Every store is the same. At one, my daughter holds up another shirt. “Would you like to try that on?” asks a muscled young salesboy, with a leering grin. I intervene. “No, she wouldn’t.” My voice is acid. “She’s a child. These clothes invite rape.”
“I own this store. I’m insulted. These are beautiful clothes.” I turn to see a middle-aged woman glaring at me. In hard-edged voice she tells me, “Look at this. This is a gorgeous dress.” She pulls out yet another spaghetti-strapped, low-cut, narrow dress. The only things in its favor are the knee length and that I know a handful of 8-year-olds who could squeeze into it.
“It is the dress of a rape victim,” I tell her calmly. “If the girl wearing it is assaulted, presses charges and goes to trial, she will be told she asked for it. That dress - or what’s left of it - will be held up to a jury and used against her in a court of law.”
We leave. I brace myself for a tirade from my daughter about how I have humiliated her in public. No tirade is forthcoming. Instead, I see her thoughtful, considering. I view that as a hopeful sign.
I don’t want to have these conversations in front of my 11-year-old daughter. She’s entitled to a childhood. Pornography wasn’t in my lexicon, rape barely understood, when I was her age. But I have no choice now. She has no choice, either. Rape is her culture. It is everywhere she looks. It’s in the TV she watches, the movies, magazines, ads, fashions. I fear it’s in the marrow of her bones.
If summer meant cutting loose and recapturing innocence to me, if it meant dressing down and dispensing with the makeup and clothes that preoccupied me during the rest of the year, it has become an entirely different annual rite of passage to my daughter, to all the other daughters slowly coming of age in America.
For them, summer has become a season of graphic, merciless body exposure. This exposure leaves them open to constant cruel judgments by boys and men, by other girls and women. It threatens their physical safety and emotional health. They are utterly vulnerable.
Our stroll down Main Street is about a loss of innocence so profound, so appalling, that I wonder why I am not reeling down the block.

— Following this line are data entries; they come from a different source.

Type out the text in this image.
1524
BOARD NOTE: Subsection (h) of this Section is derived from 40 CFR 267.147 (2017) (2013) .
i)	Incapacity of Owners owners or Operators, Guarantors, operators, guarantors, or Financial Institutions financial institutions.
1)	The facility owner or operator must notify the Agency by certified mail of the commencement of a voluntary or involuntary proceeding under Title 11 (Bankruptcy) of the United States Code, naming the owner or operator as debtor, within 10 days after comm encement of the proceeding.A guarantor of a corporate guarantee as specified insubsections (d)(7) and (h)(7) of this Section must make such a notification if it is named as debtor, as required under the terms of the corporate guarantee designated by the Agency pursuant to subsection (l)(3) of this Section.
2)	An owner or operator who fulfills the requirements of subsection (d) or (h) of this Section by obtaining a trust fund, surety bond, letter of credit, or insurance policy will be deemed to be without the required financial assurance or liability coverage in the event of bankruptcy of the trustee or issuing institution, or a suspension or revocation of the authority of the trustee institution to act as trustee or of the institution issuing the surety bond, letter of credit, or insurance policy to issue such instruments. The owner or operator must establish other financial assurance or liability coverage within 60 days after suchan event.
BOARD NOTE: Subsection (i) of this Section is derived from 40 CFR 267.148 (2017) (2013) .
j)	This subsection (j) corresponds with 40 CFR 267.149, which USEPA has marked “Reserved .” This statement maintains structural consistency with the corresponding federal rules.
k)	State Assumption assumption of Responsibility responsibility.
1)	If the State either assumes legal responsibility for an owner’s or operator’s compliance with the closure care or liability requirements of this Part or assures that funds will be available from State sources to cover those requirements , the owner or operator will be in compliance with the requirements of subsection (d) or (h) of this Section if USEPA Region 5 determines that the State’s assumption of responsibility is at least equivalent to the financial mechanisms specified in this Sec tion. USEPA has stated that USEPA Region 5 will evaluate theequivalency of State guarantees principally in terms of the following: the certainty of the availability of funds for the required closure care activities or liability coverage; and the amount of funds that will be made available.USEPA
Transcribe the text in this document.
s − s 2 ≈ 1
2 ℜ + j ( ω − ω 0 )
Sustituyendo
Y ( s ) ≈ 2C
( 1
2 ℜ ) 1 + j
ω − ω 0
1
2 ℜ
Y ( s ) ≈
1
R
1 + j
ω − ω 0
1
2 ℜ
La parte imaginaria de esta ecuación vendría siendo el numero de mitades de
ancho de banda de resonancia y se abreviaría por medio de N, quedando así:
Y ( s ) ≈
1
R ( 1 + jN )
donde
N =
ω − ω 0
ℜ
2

Everywhere I turn, mainstream, institutionalized, culturally sanctioned pornography slaps me and my child in our faces. It is demeaning, vicious and terrorizing. It has nothing to do with love, sex, desire or intimacy. It has nothing to do with celebration of the female body. It’s about nothing more than naked - literally and figuratively - power. The power of dressed males over undressed, powerless females.
There is nothing to buy. We leave, driving across the drawbridge to the barrier reef stretching miles along the Atlantic that our family has called home for 22 summers. Like Main Street, it once was sleepy, quiet and a little funky. What was offered was timeless. Beach, ocean and the extraordinary Edward Hopper light. Dunes, scrub pines, bays and wetlands, egrets and pheasants, fishing and clamming.
Now, the ocean disgorges garbage on the beaches, the bay is filled with Jet Skis and the ratcheting clamor of cigarette boats. Egrets and pheasants hide, and there are no clams to be dug. I suddenly realize I am watching our natural resources depleted in much the same way I am witnessing another precious natural resource, our daughters, slowly polluted and perhaps destroyed.
This summer, only the extraordinary light remains pure and unsullied.